It’s time to reinvest in family physician practices

Everyone agrees on the importance of a strong medical front line. However, the current financing of the offices and the medical part of the CLSCs represents only 3% of the health budget. Investments in second and third line medical services will remain ineffective until the first line, the base of the pyramid, is solidified.

Posted at 11:00 a.m.

Francois-Pierre Gladu

Francois-Pierre Gladu
Doctor

However, budgetary choices do not explain everything. We cannot understand the difficulty of accessing the services of a family doctor in Quebec without reviewing all the management errors made by governments, all parties combined, over the past 30 years:

  • decrease in the number of physicians in private practice and obligation to work in a hospital for the first 10 years of practice or specific medical activities (Liberal Party of Quebec, 1992);
  • chronic overcrowding of emergency rooms following the excessive reduction in hospital capacity (Rochon reform, Parti Québécois, 1995);
  • retirement of thousands of nurses and doctors (Parti Québécois 1996-2000);
  • decrease in the number of physicians in practices and specific medical activities extended to the first 20 years of practice (Parti québécois, François Legault, 2002);
  • exodus of young family physicians from outside Quebec and into the private sector (regional medical staffing plans, Liberal Party of Quebec, 2003);
  • quasi-nationalization of medical practices with nurses on loan from hospitals (family medicine groups, Quebec Liberal Party, 2005);
  • excessive centralization of network management and departure of hospital nurses to private agencies or to retirement (Bill 10, Liberal Party of Quebec, 2015);
  • political harassment and devaluation of family physicians that caused hundreds of premature retirements (Bill 20, Liberal Party of Quebec, 2015);
  • repatriation of nurses from FMGs to compensate for staff management problems in hospitals (Coalition avenir Québec, 2020-2022);
  • maintenance and amplification of all these management errors (Bill 11, Coalition avenir Québec, 2021-2022).
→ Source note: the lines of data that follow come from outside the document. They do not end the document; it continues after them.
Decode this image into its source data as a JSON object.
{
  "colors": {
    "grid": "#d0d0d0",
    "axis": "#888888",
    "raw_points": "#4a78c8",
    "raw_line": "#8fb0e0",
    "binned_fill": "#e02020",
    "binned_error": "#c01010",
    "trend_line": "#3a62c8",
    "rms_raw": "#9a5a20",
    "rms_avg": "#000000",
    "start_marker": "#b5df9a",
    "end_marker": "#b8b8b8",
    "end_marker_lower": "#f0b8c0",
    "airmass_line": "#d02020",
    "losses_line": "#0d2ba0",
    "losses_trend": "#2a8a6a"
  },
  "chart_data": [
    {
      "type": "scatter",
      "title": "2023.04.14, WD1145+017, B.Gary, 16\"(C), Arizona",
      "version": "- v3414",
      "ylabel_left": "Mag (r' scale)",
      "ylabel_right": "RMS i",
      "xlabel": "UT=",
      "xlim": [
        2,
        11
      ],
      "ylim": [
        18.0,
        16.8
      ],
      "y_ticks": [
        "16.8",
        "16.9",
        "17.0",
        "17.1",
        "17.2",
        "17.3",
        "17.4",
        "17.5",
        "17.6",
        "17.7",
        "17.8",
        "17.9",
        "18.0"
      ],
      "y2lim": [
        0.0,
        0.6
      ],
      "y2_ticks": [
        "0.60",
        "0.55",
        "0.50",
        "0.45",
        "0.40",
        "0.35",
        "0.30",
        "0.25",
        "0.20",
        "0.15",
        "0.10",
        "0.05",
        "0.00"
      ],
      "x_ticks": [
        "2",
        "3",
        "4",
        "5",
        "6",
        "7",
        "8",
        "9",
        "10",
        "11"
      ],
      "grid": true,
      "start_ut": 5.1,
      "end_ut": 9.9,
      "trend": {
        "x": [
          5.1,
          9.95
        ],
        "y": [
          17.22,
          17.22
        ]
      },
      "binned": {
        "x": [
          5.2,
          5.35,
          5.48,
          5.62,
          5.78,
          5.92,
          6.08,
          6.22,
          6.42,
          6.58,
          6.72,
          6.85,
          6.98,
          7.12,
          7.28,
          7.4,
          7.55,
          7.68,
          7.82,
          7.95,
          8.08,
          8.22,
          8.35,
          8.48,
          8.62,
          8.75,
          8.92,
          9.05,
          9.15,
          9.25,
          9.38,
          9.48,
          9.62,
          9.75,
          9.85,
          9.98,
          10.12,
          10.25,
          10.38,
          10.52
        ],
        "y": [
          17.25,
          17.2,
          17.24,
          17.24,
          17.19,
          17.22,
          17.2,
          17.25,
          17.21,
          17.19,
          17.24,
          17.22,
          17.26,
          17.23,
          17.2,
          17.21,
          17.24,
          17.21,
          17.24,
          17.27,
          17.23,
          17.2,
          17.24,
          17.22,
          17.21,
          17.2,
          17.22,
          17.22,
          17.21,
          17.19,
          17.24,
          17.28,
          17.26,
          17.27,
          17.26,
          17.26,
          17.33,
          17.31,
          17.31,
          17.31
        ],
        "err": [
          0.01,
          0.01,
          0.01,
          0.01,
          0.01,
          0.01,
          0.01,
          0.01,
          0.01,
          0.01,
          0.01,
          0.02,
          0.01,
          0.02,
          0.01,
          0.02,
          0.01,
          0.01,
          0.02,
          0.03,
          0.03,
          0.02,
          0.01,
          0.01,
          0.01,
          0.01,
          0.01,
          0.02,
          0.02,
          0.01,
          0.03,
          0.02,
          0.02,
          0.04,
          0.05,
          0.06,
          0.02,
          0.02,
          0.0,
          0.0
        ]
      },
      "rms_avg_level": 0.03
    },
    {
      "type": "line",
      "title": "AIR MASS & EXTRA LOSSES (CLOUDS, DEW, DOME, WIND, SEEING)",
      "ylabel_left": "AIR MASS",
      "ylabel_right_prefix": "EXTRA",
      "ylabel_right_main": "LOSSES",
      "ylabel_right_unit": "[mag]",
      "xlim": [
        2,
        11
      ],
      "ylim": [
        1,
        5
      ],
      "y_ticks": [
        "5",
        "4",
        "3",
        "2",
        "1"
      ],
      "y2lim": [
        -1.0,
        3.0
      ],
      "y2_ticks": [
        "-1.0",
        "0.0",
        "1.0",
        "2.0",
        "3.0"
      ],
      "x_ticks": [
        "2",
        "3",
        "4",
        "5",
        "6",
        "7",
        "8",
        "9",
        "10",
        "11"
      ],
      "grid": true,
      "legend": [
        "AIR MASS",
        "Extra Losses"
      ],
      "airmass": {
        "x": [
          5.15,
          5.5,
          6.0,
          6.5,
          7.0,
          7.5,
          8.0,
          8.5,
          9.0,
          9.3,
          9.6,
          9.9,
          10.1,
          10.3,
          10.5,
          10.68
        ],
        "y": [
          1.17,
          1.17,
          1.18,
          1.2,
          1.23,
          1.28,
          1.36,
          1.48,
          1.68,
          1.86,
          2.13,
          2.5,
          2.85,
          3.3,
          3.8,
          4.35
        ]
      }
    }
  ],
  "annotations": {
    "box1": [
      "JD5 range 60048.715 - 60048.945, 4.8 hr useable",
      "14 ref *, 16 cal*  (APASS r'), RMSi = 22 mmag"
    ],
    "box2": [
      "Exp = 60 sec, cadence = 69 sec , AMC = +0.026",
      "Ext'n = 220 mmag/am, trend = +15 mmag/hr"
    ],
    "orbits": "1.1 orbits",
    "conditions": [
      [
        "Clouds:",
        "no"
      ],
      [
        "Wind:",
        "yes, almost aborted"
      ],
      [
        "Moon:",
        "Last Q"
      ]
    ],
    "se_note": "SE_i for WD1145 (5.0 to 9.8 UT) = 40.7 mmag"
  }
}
As a result, Quebec has seen 467 post-doctoral positions in family medicine unfilled since 2013, to which we must add 400 family doctors who have left for the private sector, and the growing number of doctors who have fled the practice for the hospital, occupational medicine or a medical consultant position (federal, Hydro-Québec, etc.).

Without forgetting all those who left outside Quebec because, not surprisingly except perhaps for the senior officials of the Ministry of Health, no other province has followed Quebec in these bureaucratic excesses.

That’s why there are now one million people looking for a family doctor, despite the record number of registered citizens per family doctor.

The lifting of all the bureaucratic constraints that stifle family medicine is urgent, but more will have to be done to make it once again a prized career for the next generation.

The management of a patient involves a longitudinal follow-up by his doctor. This is the essence of the well-studied added value of family medicine, but also the source of the heaviness of the work for a doctor who is not adequately surrounded.

As the population ages, the era of the family doctor who takes care of everything is over. Other workers are better placed to complete administrative forms, integrate the investigations prescribed by other specialists into the file, keep the file summary up to date, take vital signs and body measurements, manage prevention and screening examinations, and treating several minor ailments (URTI, nail fungus, constipation and other functional conditions, insomnia, labor disputes, etc.) within the team serving the patient in the medical office.

To permanently reverse the disaffection of office practice, we must refocus the action of the family physician on the diagnosis and treatment of illnesses. This can only be achieved by encouraging the creation of stable teams of professionals employed by family medicine practices, like radiology practices and pharmacies. The GMF model has clearly demonstrated its limitations.

Will politicians support the necessary reinvestment in family doctor’s offices or will they lock themselves into a logic of sterile confrontation that serves the public network?